Why is "0" == “” false in JavaScript

Question

In the ES5 spec, clauses 11.9.3.4-5 say:

If Type(x) is Number and Type(y) is String, return the result of the comparison x == ToNumber(y).
If Type(x) is String and Type(y) is Number, return the result of the comparison ToNumber(x) == y.

How I understand this is:
"" is coerced to number and becomes 0 -> "0"==0
then recursively "0" is coerced to number and becomes also 0 -> 0==0
so the output must be true.
but it is false.
can you explain why?

console.log("0"=="")

Answer 1

The very first clause in 7.12.4 Abstract Equality Comparison is:

1. If Type(x) is the same as Type(y), then
   a. Return the result of performing Strict Equality Comparison x === y.

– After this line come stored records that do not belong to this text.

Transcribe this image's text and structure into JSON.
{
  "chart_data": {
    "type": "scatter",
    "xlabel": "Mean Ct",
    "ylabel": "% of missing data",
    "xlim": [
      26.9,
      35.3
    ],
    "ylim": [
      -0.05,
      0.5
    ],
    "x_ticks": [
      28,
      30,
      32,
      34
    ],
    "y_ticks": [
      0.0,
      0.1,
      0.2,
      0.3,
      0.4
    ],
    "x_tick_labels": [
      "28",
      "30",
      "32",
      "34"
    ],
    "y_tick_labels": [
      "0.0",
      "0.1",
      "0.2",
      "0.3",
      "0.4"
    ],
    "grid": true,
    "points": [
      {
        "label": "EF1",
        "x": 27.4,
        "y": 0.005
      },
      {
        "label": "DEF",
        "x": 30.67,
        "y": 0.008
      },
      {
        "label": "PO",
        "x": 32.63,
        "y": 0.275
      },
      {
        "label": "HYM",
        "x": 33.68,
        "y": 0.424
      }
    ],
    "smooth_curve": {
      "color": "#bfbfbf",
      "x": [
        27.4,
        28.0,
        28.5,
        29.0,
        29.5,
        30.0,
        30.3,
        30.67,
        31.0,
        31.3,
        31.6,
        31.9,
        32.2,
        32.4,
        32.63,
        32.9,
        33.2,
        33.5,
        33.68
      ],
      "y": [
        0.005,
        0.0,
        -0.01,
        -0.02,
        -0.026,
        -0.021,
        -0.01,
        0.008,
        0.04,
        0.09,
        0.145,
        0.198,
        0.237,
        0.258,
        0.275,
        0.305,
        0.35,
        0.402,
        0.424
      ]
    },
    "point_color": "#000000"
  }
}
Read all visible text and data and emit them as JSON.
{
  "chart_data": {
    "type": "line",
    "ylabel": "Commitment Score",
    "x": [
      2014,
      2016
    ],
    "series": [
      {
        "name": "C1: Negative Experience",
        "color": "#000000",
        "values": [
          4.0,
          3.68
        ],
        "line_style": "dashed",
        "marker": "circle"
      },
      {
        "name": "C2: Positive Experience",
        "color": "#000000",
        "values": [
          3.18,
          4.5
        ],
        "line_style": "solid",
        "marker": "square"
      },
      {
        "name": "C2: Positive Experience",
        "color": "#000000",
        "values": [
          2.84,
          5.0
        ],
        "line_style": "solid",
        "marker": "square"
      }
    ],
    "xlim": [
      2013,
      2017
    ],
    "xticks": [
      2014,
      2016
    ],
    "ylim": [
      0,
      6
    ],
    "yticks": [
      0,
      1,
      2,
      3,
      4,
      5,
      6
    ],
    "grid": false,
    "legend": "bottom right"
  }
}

7.12.5 Strict Equality Comparison reads, in its entirety:

1. If Type(x) is different from Type(y), return false.
2. If Type(x) is Number or BigInt, then
   a. Return ! Type(x)::equal(x, y).
3. Return ! SameValueNonNumeric(x, y).

Since the types of "0" and "" are both String, neither case #1 nor case #2 applies, so we go to 7.2.12 SameValueNonNumeric(x, y):

1. Assert: Type(x) is not Number or BigInt.
2. Assert: Type(x) is the same as Type(y).
3. If Type(x) is Undefined, return true.
4. If Type(x) is Null, return true.
5. If Type(x) is String, then.
   a. If x and y are exactly the same sequence of code units (same length and same code units at corresponding indices), return true; otherwise, return false.
6. If Type(x) is Boolean, then a. If x and y are both true or both false, return true; otherwise, return false.
7. If Type(x) is Symbol, then a. If x and y are both the same Symbol value, return true; otherwise, return false.
8. If x and y are the same Object value, return true. Otherwise, return false.

It should be easy to see that case #5 applies here:

5. If Type(x) is String, then.
   a. If x and y are exactly the same sequence of code units (same length and same code units at corresponding indices), return true; otherwise, return false.

It should also be easy to see that "0" and "" are not exactly the same sequence of code units, since they have neither the same length nor the same code units at corresponding indices.

Therefore, the result is false, as per the second alternative of 7.2.12, clause 5, subclause a.

Answer 2

"0" is a string. So is "". No type coercion is involved.

The string composed of 0 (a single character, character code 48) is not equivalent to the empty string.

If the '0' was 0 instead, the process would occur as you're describing it:

console.log(0 == "")

The empty string gets turned into a number - 0 - and then 0 === 0 evaluates to true.-

(but I'd suggest never using sloppy equality regardless - always use strict equality and you won't have to worry about any of this silliness)